26 April 2015

My Anzac Day 2015

Being Australian, commemorating Anzac Day every year is important to me. I always go to services back home and this year was no different. It was extra special this year being the 100 year anniversary of our soldiers landing in Gallipoli and starting the Anzac story we share with our New Zealand comrades.

After missing out on tickets to the Gallipoli service I decided to book a Topdeck trip on the Western Front. The four-day trip toured through Belgium and France and traced the stories of the Anzacs through the battles they fought there in the Great War.
Tyne Cot Cemetery
The Topdeck team did a great job at personalising the trip for our group so many people got to visit the burial sites and memorials for their family. We also voted as a group to change the itinerary to let us go to the New Zealand service in the afternoon after the main service Anzac Day morning was very Australian-focused. I'm glad we did because I now want to go to a service on New Zealand turf when I'm next in that corner of the globe.
After the Dawn Service
The dawn service we went to was held at the Australian National Memorial at Villers-Bretonneux.

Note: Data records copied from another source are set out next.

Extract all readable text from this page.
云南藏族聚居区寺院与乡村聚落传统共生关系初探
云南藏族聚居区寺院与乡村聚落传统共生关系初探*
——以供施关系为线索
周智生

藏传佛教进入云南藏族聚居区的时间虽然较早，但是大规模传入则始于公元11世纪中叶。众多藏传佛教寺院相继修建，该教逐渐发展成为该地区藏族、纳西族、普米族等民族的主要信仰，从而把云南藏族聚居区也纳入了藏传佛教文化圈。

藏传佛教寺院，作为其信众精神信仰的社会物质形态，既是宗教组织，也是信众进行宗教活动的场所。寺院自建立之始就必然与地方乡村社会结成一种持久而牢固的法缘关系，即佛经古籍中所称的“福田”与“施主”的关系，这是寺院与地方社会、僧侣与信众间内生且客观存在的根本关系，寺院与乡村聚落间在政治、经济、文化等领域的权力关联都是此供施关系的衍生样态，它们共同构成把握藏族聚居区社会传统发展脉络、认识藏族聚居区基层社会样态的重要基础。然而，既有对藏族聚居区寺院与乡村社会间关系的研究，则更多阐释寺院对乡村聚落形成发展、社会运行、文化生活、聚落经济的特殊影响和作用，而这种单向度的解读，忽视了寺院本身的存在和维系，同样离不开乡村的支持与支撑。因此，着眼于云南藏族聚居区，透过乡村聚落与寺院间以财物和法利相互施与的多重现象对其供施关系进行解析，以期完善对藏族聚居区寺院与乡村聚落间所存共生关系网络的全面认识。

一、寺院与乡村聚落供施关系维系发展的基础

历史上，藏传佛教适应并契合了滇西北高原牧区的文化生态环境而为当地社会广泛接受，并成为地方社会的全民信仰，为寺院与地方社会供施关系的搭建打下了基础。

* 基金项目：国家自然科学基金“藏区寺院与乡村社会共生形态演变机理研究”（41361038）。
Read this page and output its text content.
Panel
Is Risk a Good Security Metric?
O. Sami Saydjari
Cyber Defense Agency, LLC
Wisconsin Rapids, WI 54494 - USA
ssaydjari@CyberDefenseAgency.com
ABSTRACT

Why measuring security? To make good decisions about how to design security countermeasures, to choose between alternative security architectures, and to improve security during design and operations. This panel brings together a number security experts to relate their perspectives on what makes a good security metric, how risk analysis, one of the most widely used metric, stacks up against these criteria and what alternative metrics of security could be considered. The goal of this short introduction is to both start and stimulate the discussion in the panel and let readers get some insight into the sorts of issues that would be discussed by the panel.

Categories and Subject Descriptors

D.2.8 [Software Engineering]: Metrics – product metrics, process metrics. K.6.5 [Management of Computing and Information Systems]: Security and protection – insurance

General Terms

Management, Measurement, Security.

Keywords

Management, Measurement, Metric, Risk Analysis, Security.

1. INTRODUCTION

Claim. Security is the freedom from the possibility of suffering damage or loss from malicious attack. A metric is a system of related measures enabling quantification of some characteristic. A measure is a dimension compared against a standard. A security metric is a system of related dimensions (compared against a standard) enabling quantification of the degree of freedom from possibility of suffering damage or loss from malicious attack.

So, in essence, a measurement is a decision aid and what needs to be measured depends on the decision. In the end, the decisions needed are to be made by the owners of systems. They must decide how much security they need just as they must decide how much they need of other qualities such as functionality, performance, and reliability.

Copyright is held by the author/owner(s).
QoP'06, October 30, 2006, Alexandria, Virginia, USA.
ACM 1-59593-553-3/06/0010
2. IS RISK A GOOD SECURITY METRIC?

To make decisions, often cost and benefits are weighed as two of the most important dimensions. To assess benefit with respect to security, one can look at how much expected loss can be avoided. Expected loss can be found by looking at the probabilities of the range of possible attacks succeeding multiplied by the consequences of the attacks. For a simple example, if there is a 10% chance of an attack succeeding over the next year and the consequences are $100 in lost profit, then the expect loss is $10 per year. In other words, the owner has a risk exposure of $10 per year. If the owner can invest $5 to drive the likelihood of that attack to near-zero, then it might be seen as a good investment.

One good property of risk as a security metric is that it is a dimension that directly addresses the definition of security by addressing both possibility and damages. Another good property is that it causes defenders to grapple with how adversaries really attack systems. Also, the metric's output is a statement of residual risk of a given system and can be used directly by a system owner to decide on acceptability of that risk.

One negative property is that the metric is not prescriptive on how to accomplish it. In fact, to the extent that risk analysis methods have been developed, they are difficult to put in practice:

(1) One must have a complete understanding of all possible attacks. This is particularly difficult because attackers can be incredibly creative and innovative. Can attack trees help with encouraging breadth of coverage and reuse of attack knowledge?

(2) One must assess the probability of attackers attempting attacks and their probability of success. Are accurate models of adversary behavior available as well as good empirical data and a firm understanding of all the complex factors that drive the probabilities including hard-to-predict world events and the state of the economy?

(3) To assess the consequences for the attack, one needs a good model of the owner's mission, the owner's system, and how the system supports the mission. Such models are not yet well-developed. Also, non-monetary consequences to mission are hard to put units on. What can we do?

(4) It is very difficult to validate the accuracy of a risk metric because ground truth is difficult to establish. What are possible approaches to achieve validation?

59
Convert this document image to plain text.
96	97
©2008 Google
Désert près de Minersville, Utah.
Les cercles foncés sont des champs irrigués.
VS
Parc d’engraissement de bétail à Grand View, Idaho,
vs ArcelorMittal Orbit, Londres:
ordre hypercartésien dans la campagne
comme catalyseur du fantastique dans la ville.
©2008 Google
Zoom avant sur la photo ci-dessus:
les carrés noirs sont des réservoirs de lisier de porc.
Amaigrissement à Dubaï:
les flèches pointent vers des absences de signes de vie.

It was very much celebrating the relationship formed between Australia and France. It was nice to hear this side of the story and to also feel the gratitude from the French people.

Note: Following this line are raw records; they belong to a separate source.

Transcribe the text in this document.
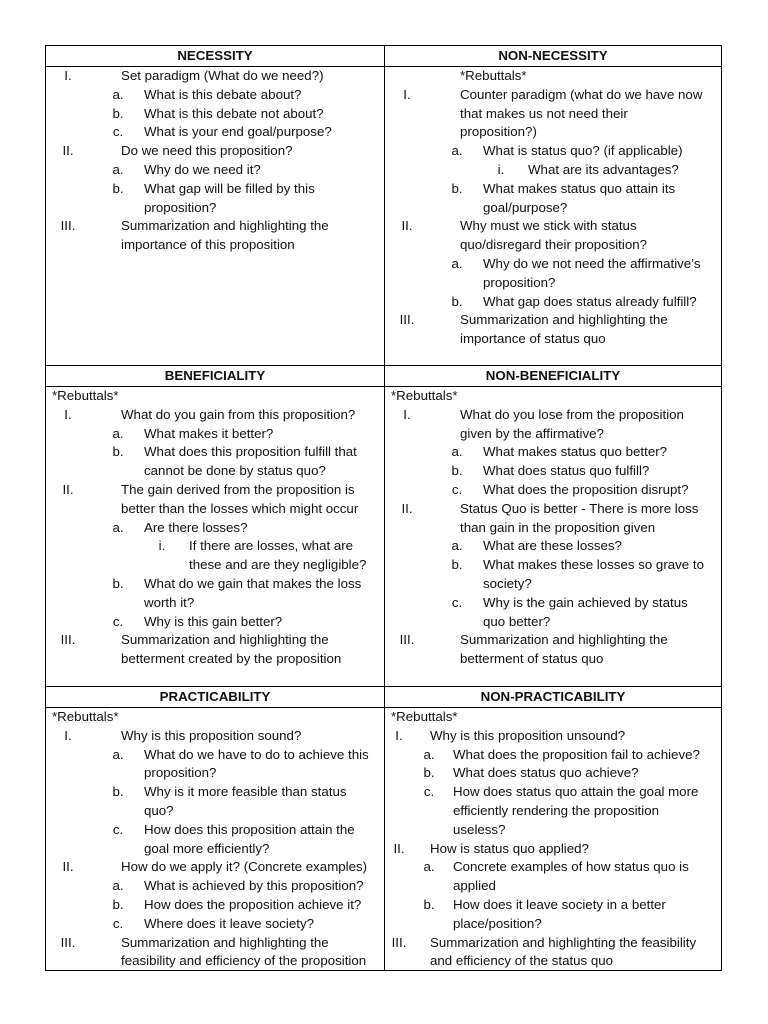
NECESSITY
I.	Set paradigm (What do we need?)
a.	What is this debate about?
b.	What is this debate not about?
c.	What is your end goal/purpose?
II.	Do we need this proposition?
a.	Why do we need it?
b.	What gap will be filled by this
proposition?
III.	Summarization and highlighting the
importance of this proposition
NON-NECESSITY
*Rebuttals*
I.	Counter paradigm (what do we have now
that makes us not need their
proposition?)
a.	What is status quo? (if applicable)
i.	What are its advantages?
b.	What makes status quo attain its
goal/purpose?
II.	Why must we stick with status
quo/disregard their proposition?
a.	Why do we not need the affirmative’s
proposition?
b.	What gap does status already fulfill?
III.	Summarization and highlighting the
importance of status quo
BENEFICIALITY
*Rebuttals*
I.	What do you gain from this proposition?
a.	What makes it better?
b.	What does this proposition fulfill that
cannot be done by status quo?
II.	The gain derived from the proposition is
better than the losses which might occur
a.	Are there losses?
i.	If there are losses, what are
these and are they negligible?
b.	What do we gain that makes the loss
worth it?
c.	Why is this gain better?
III.	Summarization and highlighting the
betterment created by the proposition
NON-BENEFICIALITY
*Rebuttals*
I.	What do you lose from the proposition
given by the affirmative?
a.	What makes status quo better?
b.	What does status quo fulfill?
c.	What does the proposition disrupt?
II.	Status Quo is better - There is more loss
than gain in the proposition given
a.	What are these losses?
b.	What makes these losses so grave to
society?
c.	Why is the gain achieved by status
quo better?
III.	Summarization and highlighting the
betterment of status quo
PRACTICABILITY
*Rebuttals*
I.	Why is this proposition sound?
a.	What do we have to do to achieve this
proposition?
b.	Why is it more feasible than status
quo?
c.	How does this proposition attain the
goal more efficiently?
II.	How do we apply it? (Concrete examples)
a.	What is achieved by this proposition?
b.	How does the proposition achieve it?
c.	Where does it leave society?
III.	Summarization and highlighting the
feasibility and efficiency of the proposition
NON-PRACTICABILITY
*Rebuttals*
I.	Why is this proposition unsound?
a.	What does the proposition fail to achieve?
b.	What does status quo achieve?
c.	How does status quo attain the goal more
efficiently rendering the proposition
useless?
II.	How is status quo applied?
a.	Concrete examples of how status quo is
applied
b.	How does it leave society in a better
place/position?
III.	Summarization and highlighting the feasibility
and efficiency of the status quo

Unknown soldiers in beautiful graves.
The memorials and cemeteries are all impeccably well-kept. My mum gave me a relative's name to search for, but I knew nothing else about him. The records are simple enough to navigate that I was able to find my relative who died in France. His body was either not recovered from the battlefield or if it was it lies in a grave unidentified, as his name is engraved on a memorial to the missing. It was a very special moment.
Me with my relative on a memorial to the missing
I always thought Anzac Day was important to me because I come from a military family, but on this trip I learnt it's important to me because without the sacrifices those men (and their families) made it's very likely I simply wouldn't be Australian today.